Friday, June 17, 2011

Judge Not

Twelve years ago tomorrow, according to the Jewish calendar, Nathan Ancell passed away.

He was 91, a frail man. I didn’t really know him. He was a member of my synagogue, a regular attendee of Sabbath services. He sat in the back. Back then I was the head gabbai of our congregation (a gabbai, for those not familiar with the Hebrew term, is a glorified head usher, assisting the clergy by handing out honors and maintaining proper decorum during the service).

As I walked around the sanctuary, I’d notice him sitting by himself, barely able to stand when necessary, suspenders keeping his pants high up on his torso in the manner of many an elderly man.

The day after Nathan Ancell died on May 31, 1999, his obituary made the front page of the NY Times!

Needless to say, I was flabbergasted. And professionally embarrassed, for you see, though I was a supposed maven of retailing, I was unaware Nathan Ancell was a co-founder of Ethan Allen, a visionary responsible for pioneering the concept of selling furniture in room settings. Far from being a down-and-out old timer, Nathan Ancell was rich, very rich.

Only after I confided my blunder to Gilda did she inform me that she had been to his home and it was spectacular.

That old saying is true...you can’t judge a book by its cover.


Penney for Their Thoughts: The last time JC Penney made a bold corner office move, as it did earlier this week naming Apple’s Ron Johnson their incoming chief executive as of Nov. 1, I was very much a part of it.

Penney’s problems today resemble those it had in the late 20th century. It was a muddled, middle of the road department store, with little to entice shoppers to walk its aisles, unless they were headed to a bathroom or to their car. Penney’s senior management were nice guys, but not really up to the task of making the retailer a meaningful shopping destination.

In April 1998 I wrote in my magazine, “Something radical must be done. Penney needs to break the mold of inbred succession it has clung to since James Cash Penney retired if it wants to make serious headway with its department store strategy.

“I nominate Allen Questrom.”

Questrom was the former ceo of Federated Department Stores. He had merged it with R.H. Macy. He was a merchandising wizard with strong people skills.

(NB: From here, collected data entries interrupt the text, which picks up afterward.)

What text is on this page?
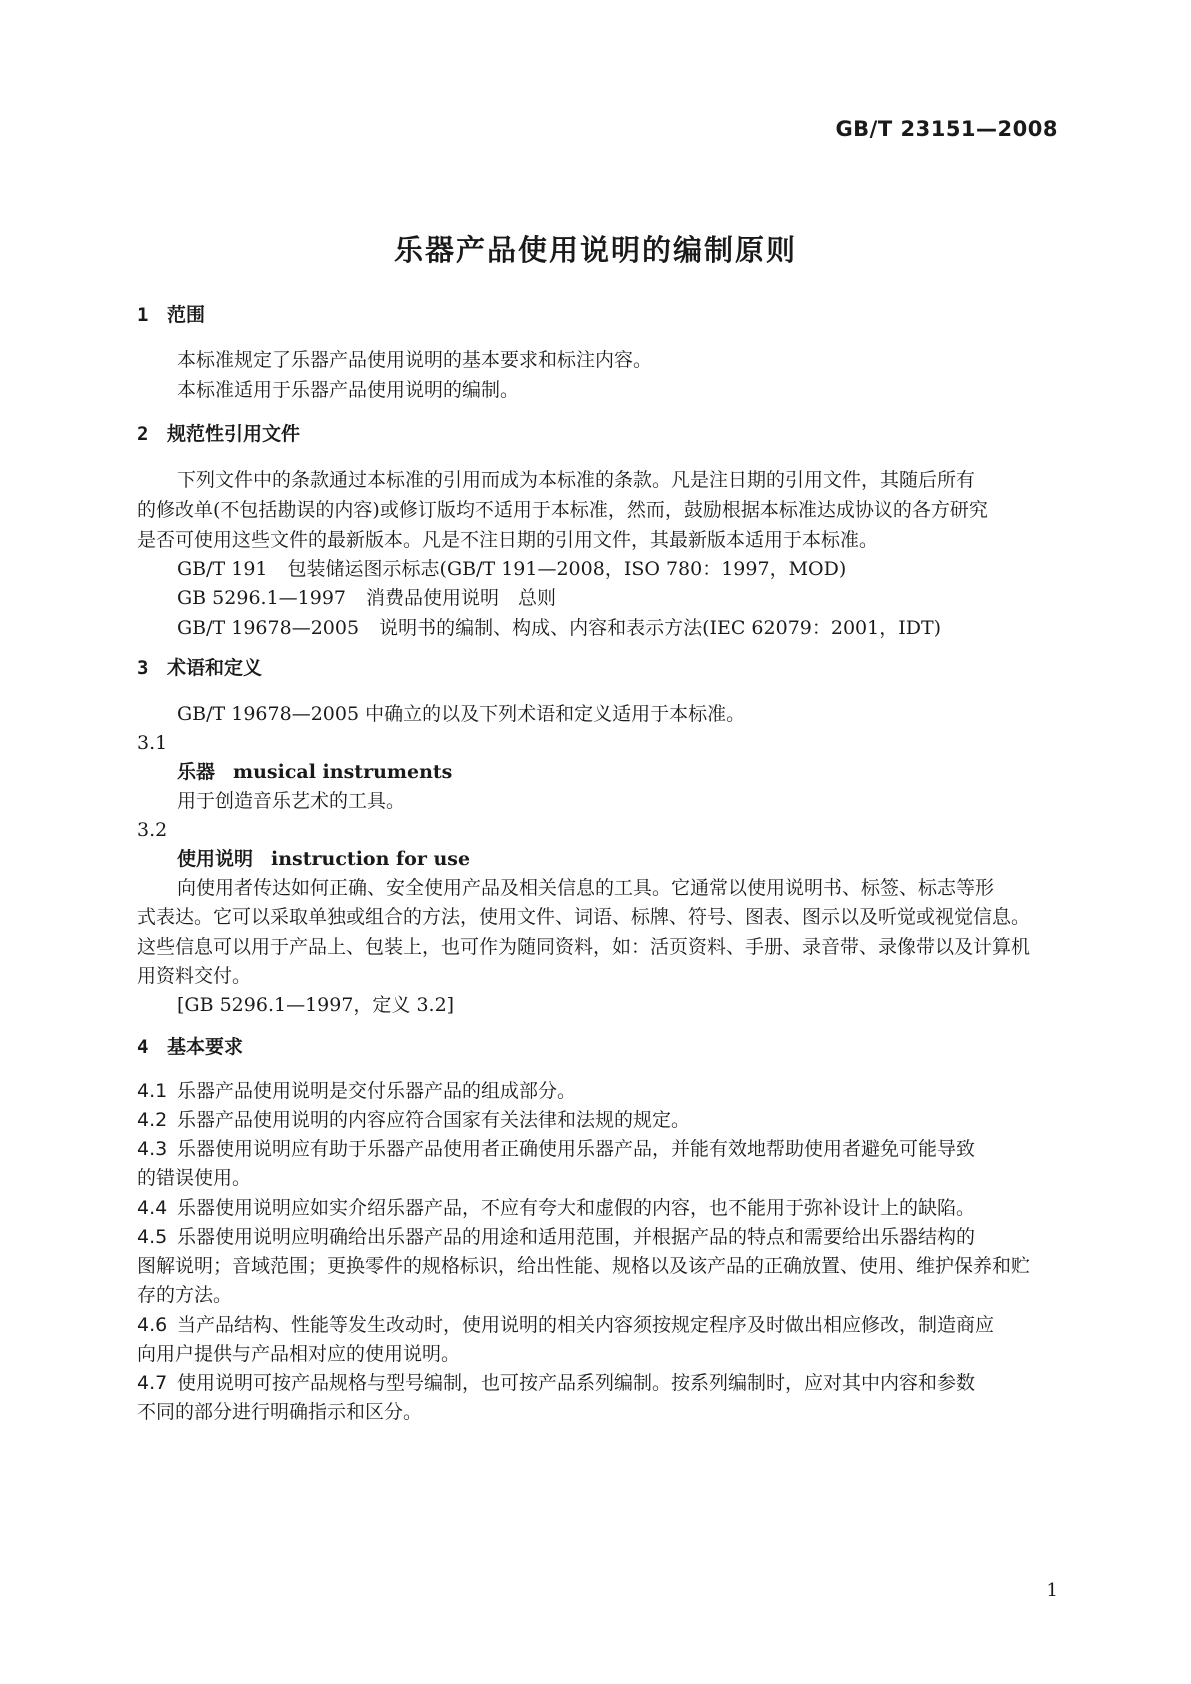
GB/T 23151—2008
乐器产品使用说明的编制原则
1 范围
本标准规定了乐器产品使用说明的基本要求和标注内容。
本标准适用于乐器产品使用说明的编制。
2 规范性引用文件
下列文件中的条款通过本标准的引用而成为本标准的条款。凡是注日期的引用文件，其随后所有
的修改单(不包括勘误的内容)或修订版均不适用于本标准，然而，鼓励根据本标准达成协议的各方研究
是否可使用这些文件的最新版本。凡是不注日期的引用文件，其最新版本适用于本标准。
GB/T 191 包装储运图示标志(GB/T 191—2008，ISO 780：1997，MOD)
GB 5296.1—1997 消费品使用说明　总则
GB/T 19678—2005 说明书的编制、构成、内容和表示方法(IEC 62079：2001，IDT)
3 术语和定义
GB/T 19678—2005 中确立的以及下列术语和定义适用于本标准。
3.1
乐器 musical instruments
用于创造音乐艺术的工具。
3.2
使用说明 instruction for use
向使用者传达如何正确、安全使用产品及相关信息的工具。它通常以使用说明书、标签、标志等形
式表达。它可以采取单独或组合的方法，使用文件、词语、标牌、符号、图表、图示以及听觉或视觉信息。
这些信息可以用于产品上、包装上，也可作为随同资料，如：活页资料、手册、录音带、录像带以及计算机
用资料交付。
[GB 5296.1—1997，定义 3.2]
4 基本要求
4.1 乐器产品使用说明是交付乐器产品的组成部分。
4.2 乐器产品使用说明的内容应符合国家有关法律和法规的规定。
4.3 乐器使用说明应有助于乐器产品使用者正确使用乐器产品，并能有效地帮助使用者避免可能导致
的错误使用。
4.4 乐器使用说明应如实介绍乐器产品，不应有夸大和虚假的内容，也不能用于弥补设计上的缺陷。
4.5 乐器使用说明应明确给出乐器产品的用途和适用范围，并根据产品的特点和需要给出乐器结构的
图解说明；音域范围；更换零件的规格标识，给出性能、规格以及该产品的正确放置、使用、维护保养和贮
存的方法。
4.6 当产品结构、性能等发生改动时，使用说明的相关内容须按规定程序及时做出相应修改，制造商应
向用户提供与产品相对应的使用说明。
4.7 使用说明可按产品规格与型号编制，也可按产品系列编制。按系列编制时，应对其中内容和参数
不同的部分进行明确指示和区分。
1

Penney’s board of directors discussed my suggestion at its next meeting, but nothing happened, until July 2000, when Penney named Questrom its next chairman and ceo. Everyone in the press clamored for an interview; when Questrom was shown a copy of my April 1998 editorial, he granted me the first one.

Questrom left Penney in 2004, replaced by Myron “Mike” Ullman. Ullman had been chairman and ceo of Macy and other high-end retailers, but his expertise was in finance. Penney initiated some strong cross-merchandising agreements with companies like Sephora under Ullman, but has not been able to have any sustained breakout ideas. It also suffered as its core middle and working class clientele pulled back spending during the recession.

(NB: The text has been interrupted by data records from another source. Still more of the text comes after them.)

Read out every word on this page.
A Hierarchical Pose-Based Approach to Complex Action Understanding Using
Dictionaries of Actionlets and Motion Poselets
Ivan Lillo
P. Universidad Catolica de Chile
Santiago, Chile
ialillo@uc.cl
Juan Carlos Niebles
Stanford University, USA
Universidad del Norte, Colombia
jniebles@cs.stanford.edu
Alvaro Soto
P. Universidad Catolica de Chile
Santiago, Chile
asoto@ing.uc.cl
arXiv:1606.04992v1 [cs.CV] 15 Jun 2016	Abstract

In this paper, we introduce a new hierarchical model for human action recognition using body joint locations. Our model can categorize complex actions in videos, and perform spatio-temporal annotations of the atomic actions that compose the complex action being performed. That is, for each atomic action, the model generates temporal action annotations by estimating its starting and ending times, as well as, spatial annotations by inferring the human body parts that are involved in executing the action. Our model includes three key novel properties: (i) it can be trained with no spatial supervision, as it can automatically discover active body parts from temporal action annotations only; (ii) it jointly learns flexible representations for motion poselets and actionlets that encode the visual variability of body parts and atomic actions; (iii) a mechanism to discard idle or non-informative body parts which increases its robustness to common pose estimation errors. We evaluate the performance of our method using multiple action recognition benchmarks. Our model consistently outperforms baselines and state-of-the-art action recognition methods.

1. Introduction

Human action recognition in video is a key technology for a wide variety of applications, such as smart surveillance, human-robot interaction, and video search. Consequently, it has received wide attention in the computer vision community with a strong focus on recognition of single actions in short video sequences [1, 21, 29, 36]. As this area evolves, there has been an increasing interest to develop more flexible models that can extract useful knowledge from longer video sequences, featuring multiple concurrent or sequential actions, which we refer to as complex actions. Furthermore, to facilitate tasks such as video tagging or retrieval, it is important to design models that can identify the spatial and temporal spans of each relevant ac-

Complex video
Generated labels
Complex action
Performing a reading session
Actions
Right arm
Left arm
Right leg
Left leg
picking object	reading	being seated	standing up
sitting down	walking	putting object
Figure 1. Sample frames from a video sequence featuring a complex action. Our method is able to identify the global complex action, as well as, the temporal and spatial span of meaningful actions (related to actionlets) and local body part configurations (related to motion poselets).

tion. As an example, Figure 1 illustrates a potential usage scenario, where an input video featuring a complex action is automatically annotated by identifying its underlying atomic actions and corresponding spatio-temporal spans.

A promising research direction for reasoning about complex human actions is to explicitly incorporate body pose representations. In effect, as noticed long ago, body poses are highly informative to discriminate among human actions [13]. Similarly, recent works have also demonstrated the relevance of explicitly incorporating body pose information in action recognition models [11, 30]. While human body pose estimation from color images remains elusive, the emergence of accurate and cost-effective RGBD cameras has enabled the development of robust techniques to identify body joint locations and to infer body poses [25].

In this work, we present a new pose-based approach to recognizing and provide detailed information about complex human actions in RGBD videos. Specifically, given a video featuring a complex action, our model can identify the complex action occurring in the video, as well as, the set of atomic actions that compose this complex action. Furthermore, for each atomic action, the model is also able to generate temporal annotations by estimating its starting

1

There’s no doubt Johnson is the fair-haired executive in retailing. Apple stores scoop up an estimated $4,000 in sales per square foot. Penney, by comparison, does under $160.

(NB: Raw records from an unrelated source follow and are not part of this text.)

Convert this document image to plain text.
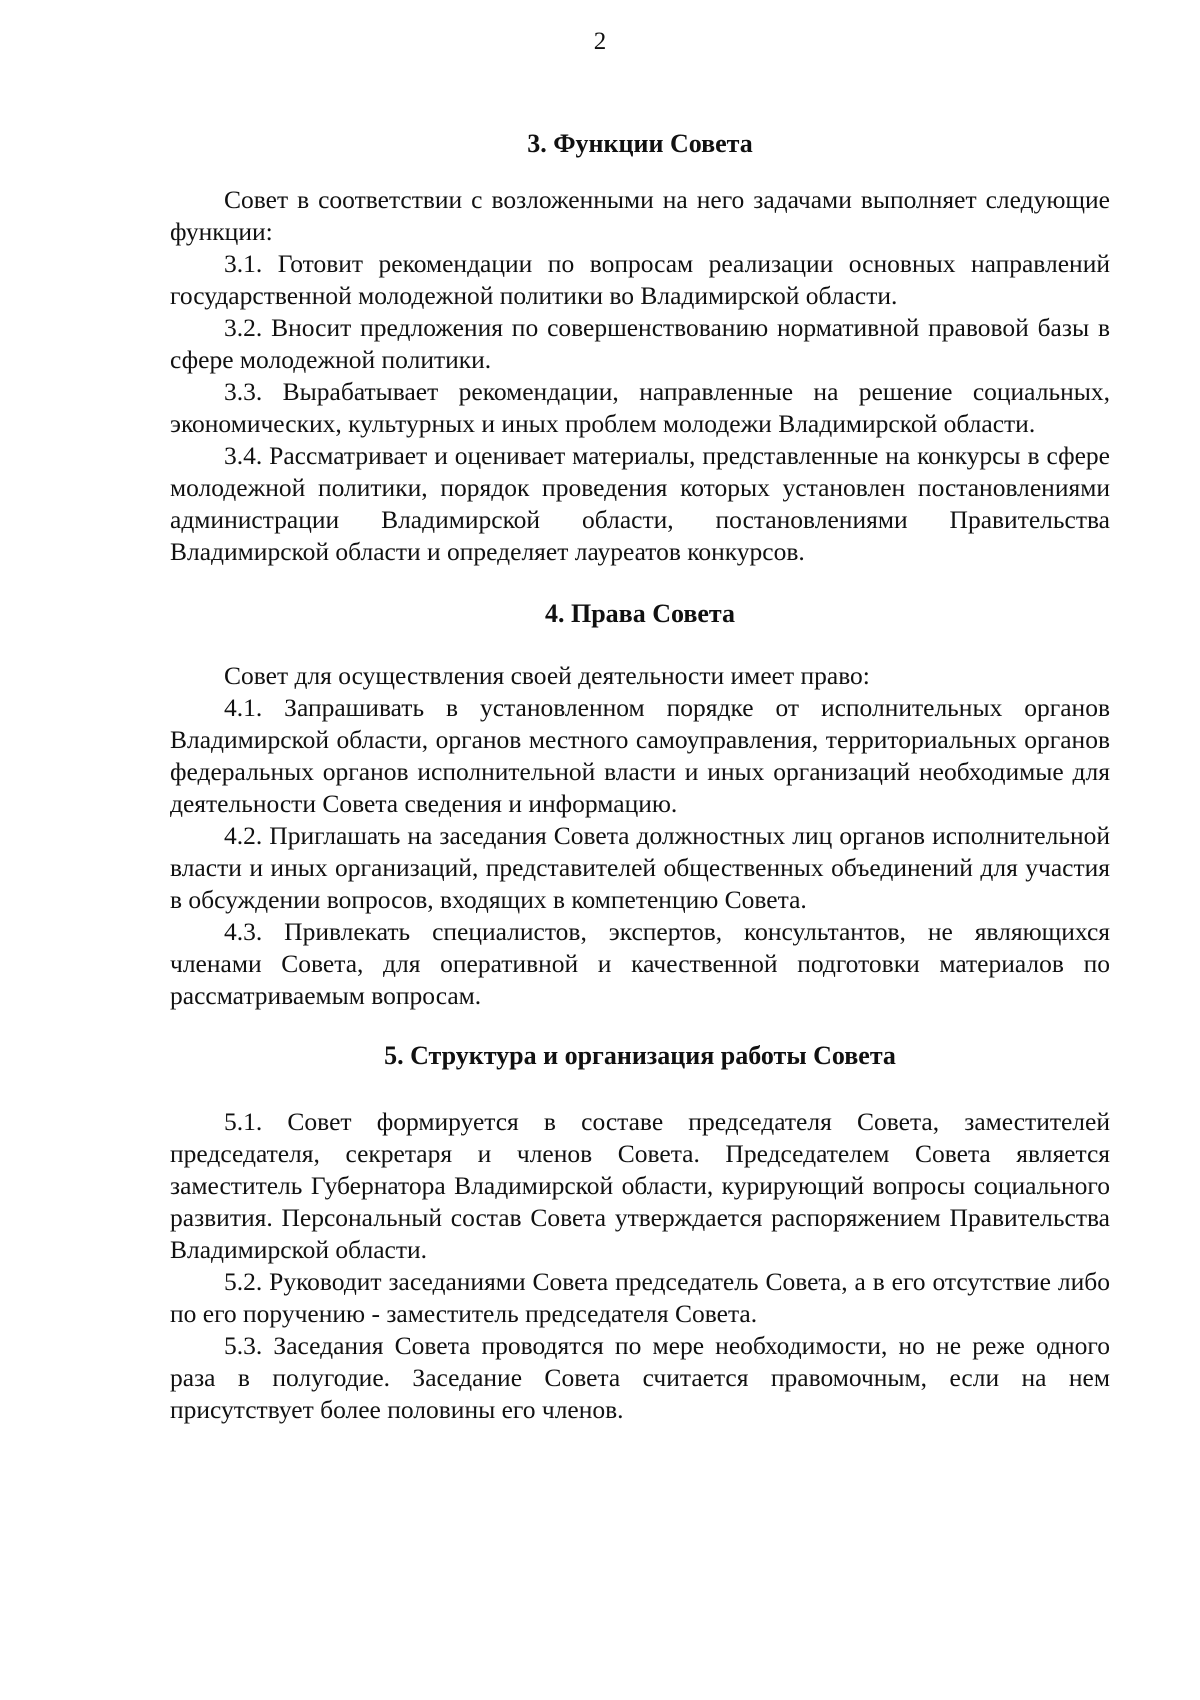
2

3. Функции Совета

Совет в соответствии с возложенными на него задачами выполняет следующие функции:

3.1. Готовит рекомендации по вопросам реализации основных направлений государственной молодежной политики во Владимирской области.

3.2. Вносит предложения по совершенствованию нормативной правовой базы в сфере молодежной политики.

3.3. Вырабатывает рекомендации, направленные на решение социальных, экономических, культурных и иных проблем молодежи Владимирской области.

3.4. Рассматривает и оценивает материалы, представленные на конкурсы в сфере молодежной политики, порядок проведения которых установлен постановлениями администрации Владимирской области, постановлениями Правительства Владимирской области и определяет лауреатов конкурсов.

4. Права Совета

Совет для осуществления своей деятельности имеет право:

4.1. Запрашивать в установленном порядке от исполнительных органов Владимирской области, органов местного самоуправления, территориальных органов федеральных органов исполнительной власти и иных организаций необходимые для деятельности Совета сведения и информацию.

4.2. Приглашать на заседания Совета должностных лиц органов исполнительной власти и иных организаций, представителей общественных объединений для участия в обсуждении вопросов, входящих в компетенцию Совета.

4.3. Привлекать специалистов, экспертов, консультантов, не являющихся членами Совета, для оперативной и качественной подготовки материалов по рассматриваемым вопросам.

5. Структура и организация работы Совета

5.1. Совет формируется в составе председателя Совета, заместителей председателя, секретаря и членов Совета. Председателем Совета является заместитель Губернатора Владимирской области, курирующий вопросы социального развития. Персональный состав Совета утверждается распоряжением Правительства Владимирской области.

5.2. Руководит заседаниями Совета председатель Совета, а в его отсутствие либо по его поручению - заместитель председателя Совета.

5.3. Заседания Совета проводятся по мере необходимости, но не реже одного раза в полугодие. Заседание Совета считается правомочным, если на нем присутствует более половины его членов.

It would be presumptuous to believe Johnson could jump-start Penney’s performance based on his Apple experience. For one, the product lines are too dissimilar. Apple has a limited number of stock keeping units (SKUs) vs. the wide assortments at Penney. Apple’s SKUs are rather pricey compared to underwear, socks, or a men’s suit or dress. Apple stores are an electronics playground, visited by dedicated, some might say, brainwashed, customers and would-be acolytes, with lots of committed, helpful staff in a small store format. Penney’s stores are huge. Staff is there mostly to replenish stock and straighten up, not sell, for there are few customers who need help picking out a set of towels or a prom dress.

Despite being sold at full price, the uniqueness of Apple products—the iPad, iPod, iPhone, iTouch, MacBook—draws shoppers into Apple stores. While other retailers in a mall are almost empty, even in midweek Apple stores are abuzz with activity. Penney might have unique merchandise as well, but its private label apparel and home goods must compete with name and designer brands often sold at a discount in countless stores in the mall and strip centers.

Johnson’s challenge will be to sprinkle into the mix enough products that are exclusive to Penney and create excitement around them. It’s not his Apple experience that will serve him well here, but rather his time as head of merchandising for Target. Just as Target has a cult-like following for its Michael Graves housewares and other trendy goods, Penney will have to undergo a transformation in the consumer’s mind.

Can it be done? Can Johnson do it? He’s probably among the few executives who could. But he’ll need help turning on the spending spigot. He’ll need an improved economy with stronger home sales. Until middle America starts spending again, Penney will just be treading water.